THE SURGEON was optioned twice.  And died.

THE APPRENTICE was optioned once.  And died.

I grew so jaded by the whole disappointing process that when my agent called to say that Bill Haber of Ostar Enterprises wanted an option to develop a TV series based on my characters, I didn’t see the point of celebrating.  I had no illusions that anything would come of this deal, either.  I had stopped paying attention to Hollywood.  My job was to write books, and that’s what I stayed focused on.

Then I began to notice that there was something a little different about this particular option deal.  For one thing, soon after the agreement was made, I got a call from the delightful Bill Haber himself.  He wanted to tell me how much he loved the characters of Jane Rizzoli and Maura Isles.  He promised me they would make it to the screen exactly the way I’d created them.  He told me he was going to find just the right writer for the script, and that he believed this project was actually going to happen.

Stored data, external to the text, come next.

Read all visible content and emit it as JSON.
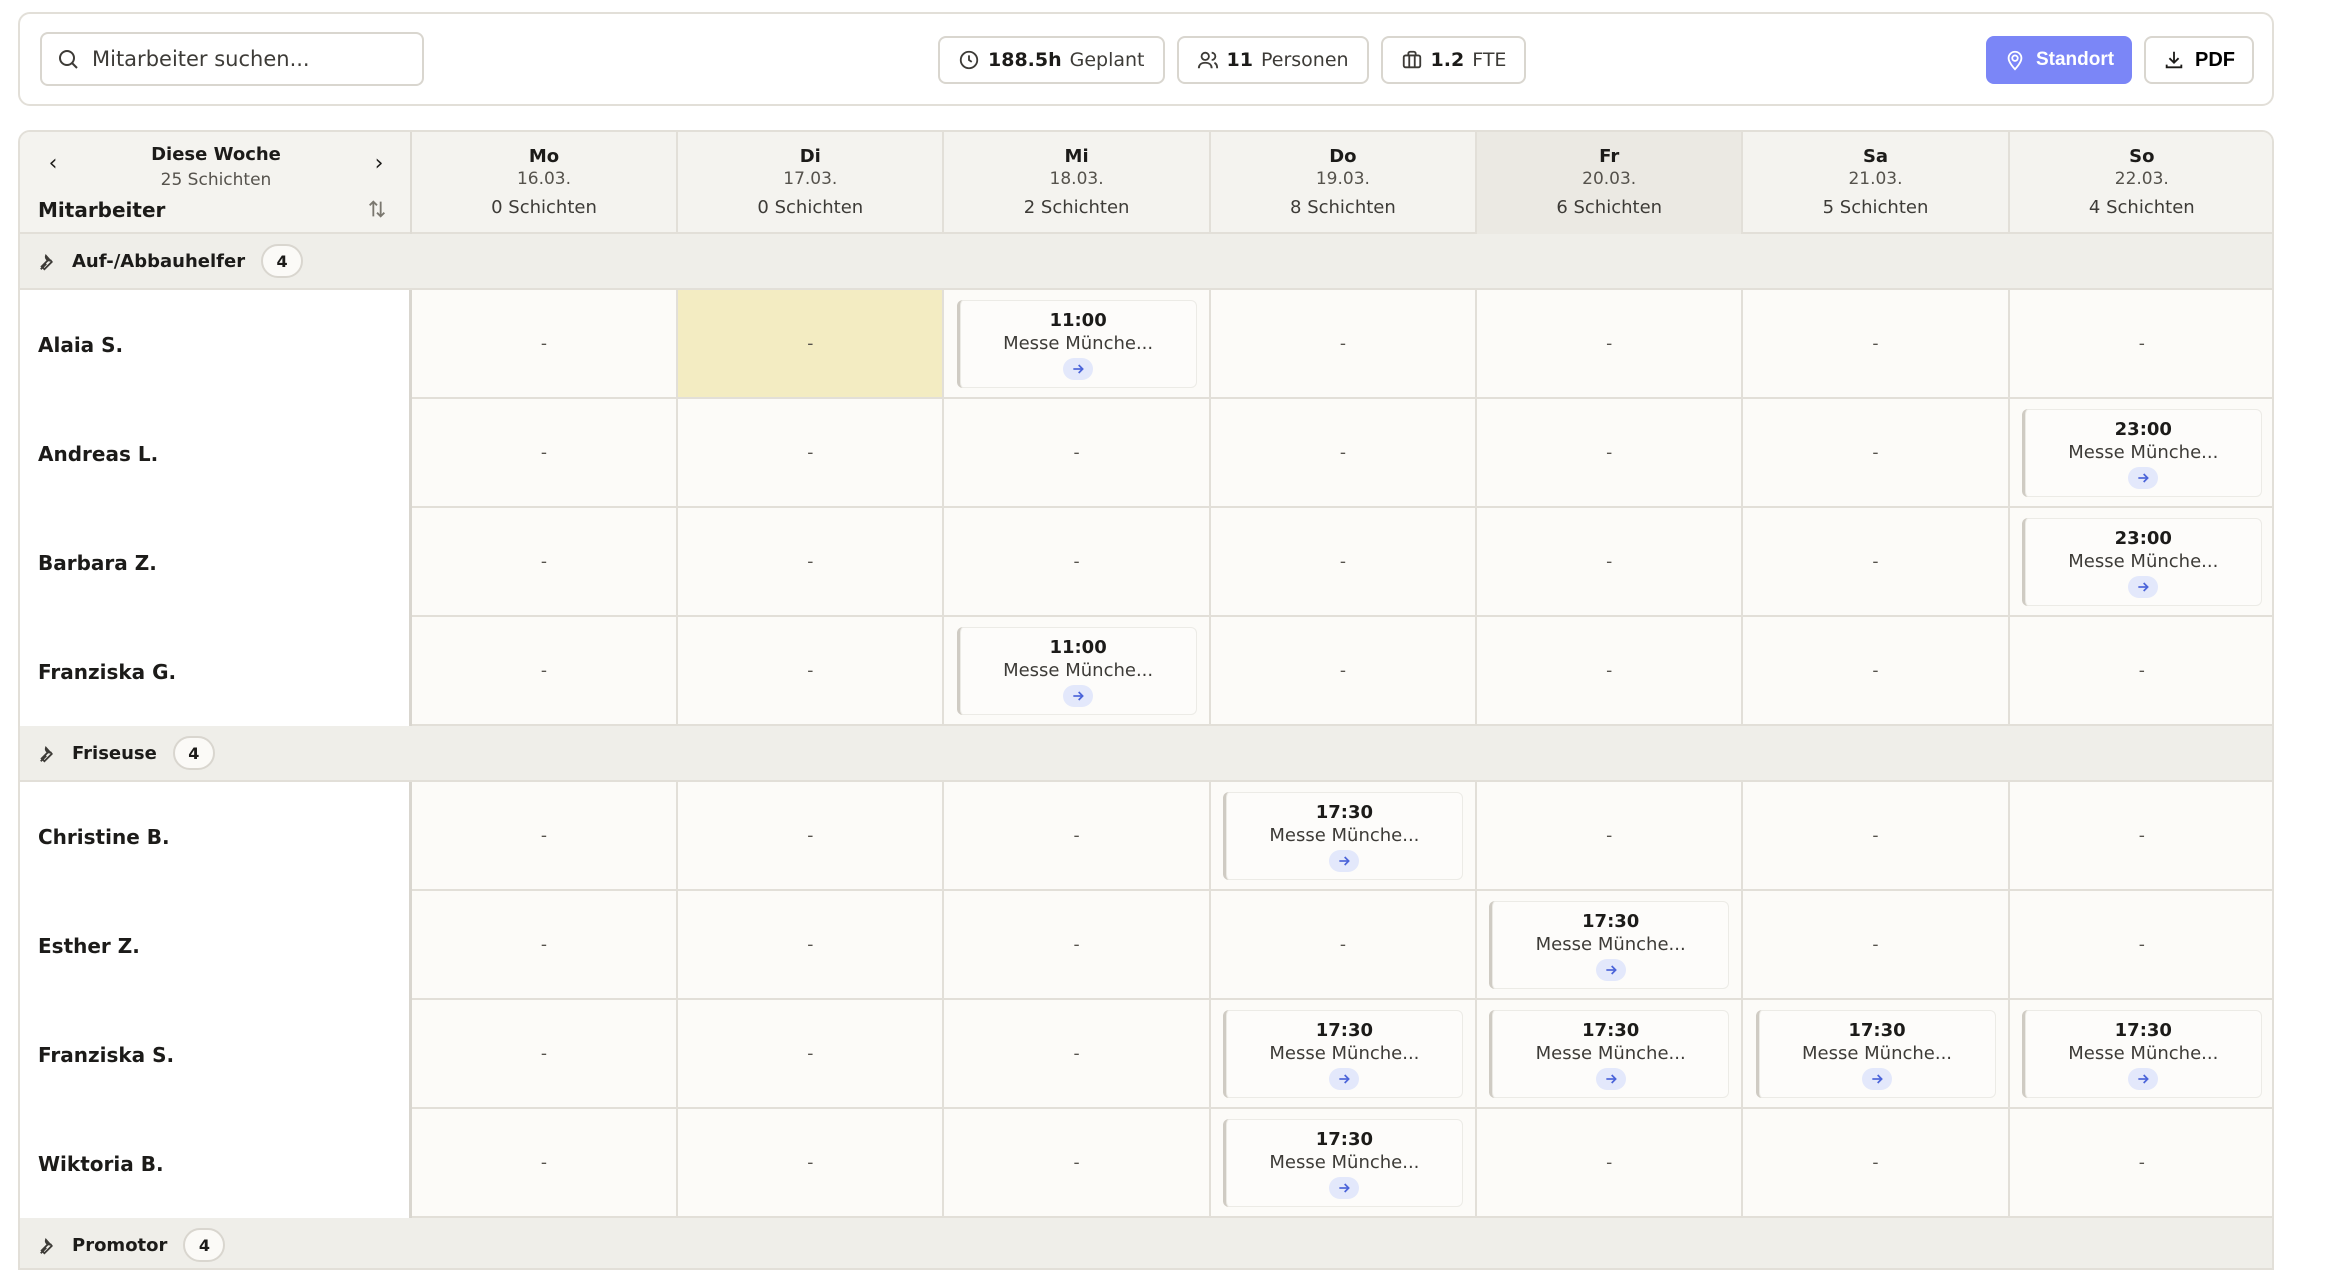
{
  "search": {
    "placeholder": "Mitarbeiter suchen..."
  },
  "stats": [
    {
      "icon": "clock-icon",
      "num": "188.5h",
      "label": "Geplant"
    },
    {
      "icon": "users-icon",
      "num": "11",
      "label": "Personen"
    },
    {
      "icon": "briefcase-icon",
      "num": "1.2",
      "label": "FTE"
    }
  ],
  "actions": {
    "standort": "Standort",
    "pdf": "PDF"
  },
  "colors": {
    "accent": "#7b86f7",
    "highlight": "#f3ecc2"
  },
  "week": {
    "label": "Diese Woche",
    "sub": "25 Schichten",
    "column_title": "Mitarbeiter"
  },
  "days": [
    {
      "name": "Mo",
      "date": "16.03.",
      "count": "0 Schichten",
      "today": false
    },
    {
      "name": "Di",
      "date": "17.03.",
      "count": "0 Schichten",
      "today": false
    },
    {
      "name": "Mi",
      "date": "18.03.",
      "count": "2 Schichten",
      "today": false
    },
    {
      "name": "Do",
      "date": "19.03.",
      "count": "8 Schichten",
      "today": false
    },
    {
      "name": "Fr",
      "date": "20.03.",
      "count": "6 Schichten",
      "today": true
    },
    {
      "name": "Sa",
      "date": "21.03.",
      "count": "5 Schichten",
      "today": false
    },
    {
      "name": "So",
      "date": "22.03.",
      "count": "4 Schichten",
      "today": false
    }
  ],
  "empty_cell": "-",
  "shift_location": "Messe Münche...",
  "groups": [
    {
      "name": "Auf-/Abbauhelfer",
      "count": "4",
      "employees": [
        {
          "name": "Alaia S.",
          "shifts": [
            null,
            null,
            "11:00",
            null,
            null,
            null,
            null
          ],
          "highlight_day": 1
        },
        {
          "name": "Andreas L.",
          "shifts": [
            null,
            null,
            null,
            null,
            null,
            null,
            "23:00"
          ]
        },
        {
          "name": "Barbara Z.",
          "shifts": [
            null,
            null,
            null,
            null,
            null,
            null,
            "23:00"
          ]
        },
        {
          "name": "Franziska G.",
          "shifts": [
            null,
            null,
            "11:00",
            null,
            null,
            null,
            null
          ]
        }
      ]
    },
    {
      "name": "Friseuse",
      "count": "4",
      "employees": [
        {
          "name": "Christine B.",
          "shifts": [
            null,
            null,
            null,
            "17:30",
            null,
            null,
            null
          ]
        },
        {
          "name": "Esther Z.",
          "shifts": [
            null,
            null,
            null,
            null,
            "17:30",
            null,
            null
          ]
        },
        {
          "name": "Franziska S.",
          "shifts": [
            null,
            null,
            null,
            "17:30",
            "17:30",
            "17:30",
            "17:30"
          ]
        },
        {
          "name": "Wiktoria B.",
          "shifts": [
            null,
            null,
            null,
            "17:30",
            null,
            null,
            null
          ]
        }
      ]
    },
    {
      "name": "Promotor",
      "count": "4",
      "employees": []
    }
  ]
}
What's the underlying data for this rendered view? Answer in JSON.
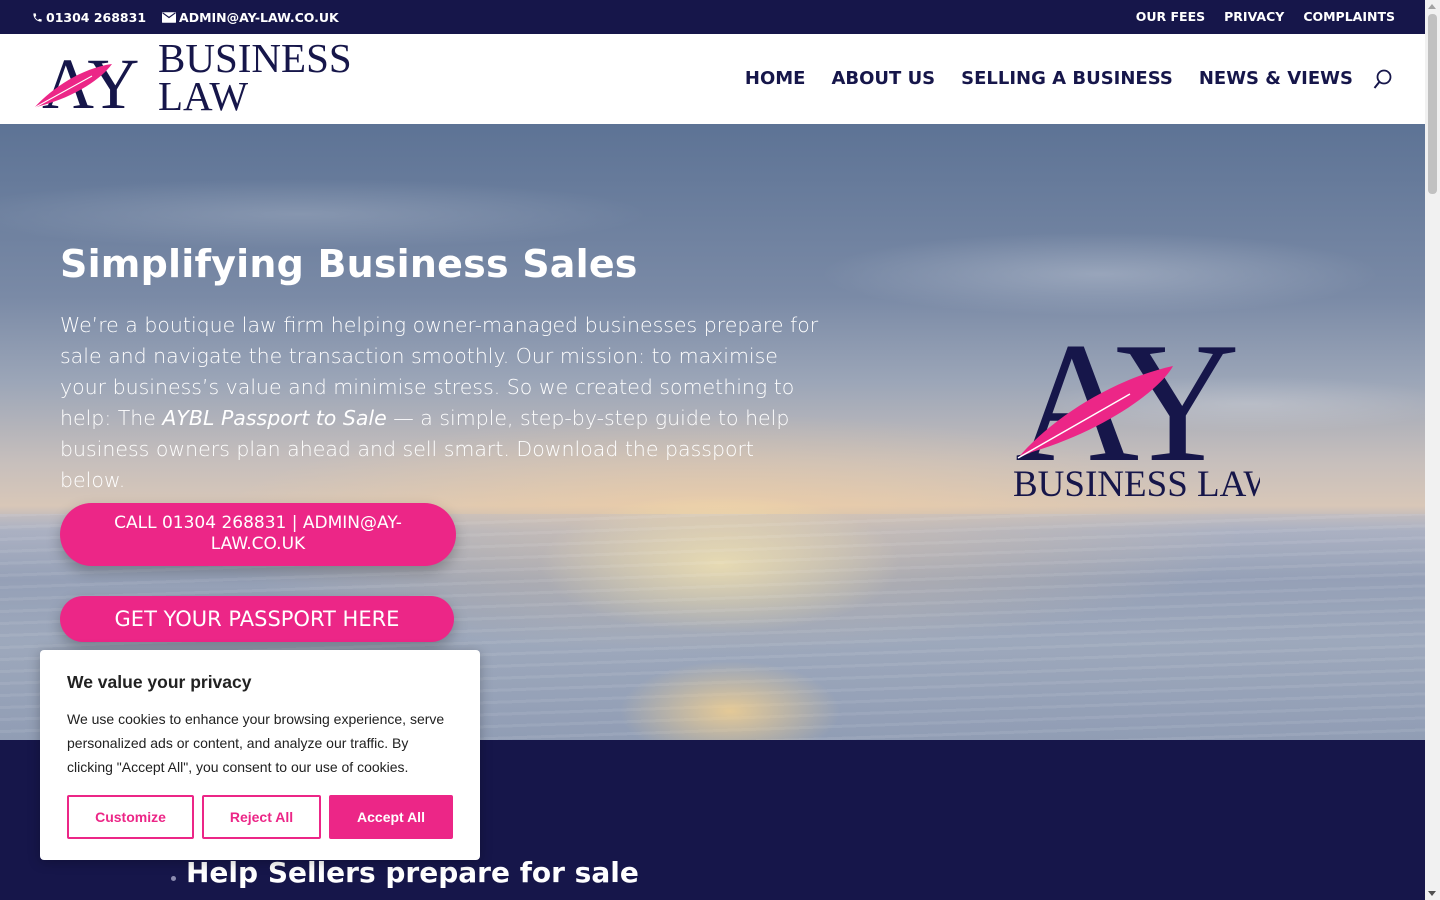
{
  "topbar": {
    "phone": "01304 268831",
    "email": "ADMIN@AY-LAW.CO.UK",
    "links": [
      "OUR FEES",
      "PRIVACY",
      "COMPLAINTS"
    ]
  },
  "header": {
    "logo_line1": "BUSINESS",
    "logo_line2": "LAW",
    "logo_mark": "AY",
    "nav": [
      "HOME",
      "ABOUT US",
      "SELLING A BUSINESS",
      "NEWS & VIEWS"
    ],
    "search_icon": "search-icon"
  },
  "hero": {
    "title": "Simplifying Business Sales",
    "text_part1": "We’re a boutique law firm helping owner-managed businesses prepare for sale and navigate the transaction smoothly. Our mission: to maximise your business’s value and minimise stress. So we created something to help: The ",
    "text_em": "AYBL Passport to Sale",
    "text_part2": " — a simple, step-by-step guide to help business owners plan ahead and sell smart. Download the passport below.",
    "call_button": "CALL 01304 268831 | ADMIN@AY-LAW.CO.UK",
    "passport_button": "GET YOUR PASSPORT HERE",
    "logo_mark": "AY",
    "logo_text": "BUSINESS LAW"
  },
  "section": {
    "heading": "Help Sellers prepare for sale"
  },
  "cookie": {
    "title": "We value your privacy",
    "text": "We use cookies to enhance your browsing experience, serve personalized ads or content, and analyze our traffic. By clicking \"Accept All\", you consent to our use of cookies.",
    "customize": "Customize",
    "reject": "Reject All",
    "accept": "Accept All"
  },
  "colors": {
    "navy": "#16164a",
    "pink": "#ec2687"
  }
}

I thought he was funny, charming, and a bit deluded.  I knew how Hollywood worked.  It’s all about promises and bluster which, 99.9% of the time, never delivers.

A year went by.  

To my surprise, Ostar Enterprises renewed the option for yet another year.  Every few months, Haber would call just to say hello, and I loved hearing the enthusiasm and pure joie de vivre in his voice. He told me that he had convinced a writer named Janet Tamaro to tackle the pilot script. With writing credits on “Bones,” “Lost,” “CSI,” and “Sleeper Cell,” she is definitely a go-to writer for crime dramas.  I was delighted to be kept in the loop on all these developments. But I still didn’t let myself get excited.  I knew it just wasn’t going to happen.

Months went by.  

Then another call from Haber, happily announcing that after several revisions, Tamaro’s script was wonderful.  And they were sending it over to TNT’s director of programming for approval.  Fingers crossed!

Yeah, right, I thought.  My fingers are permanently crooked from staying crossed for sixteen years.  Come on, Hollywood, break my heart again. You know you’re going to.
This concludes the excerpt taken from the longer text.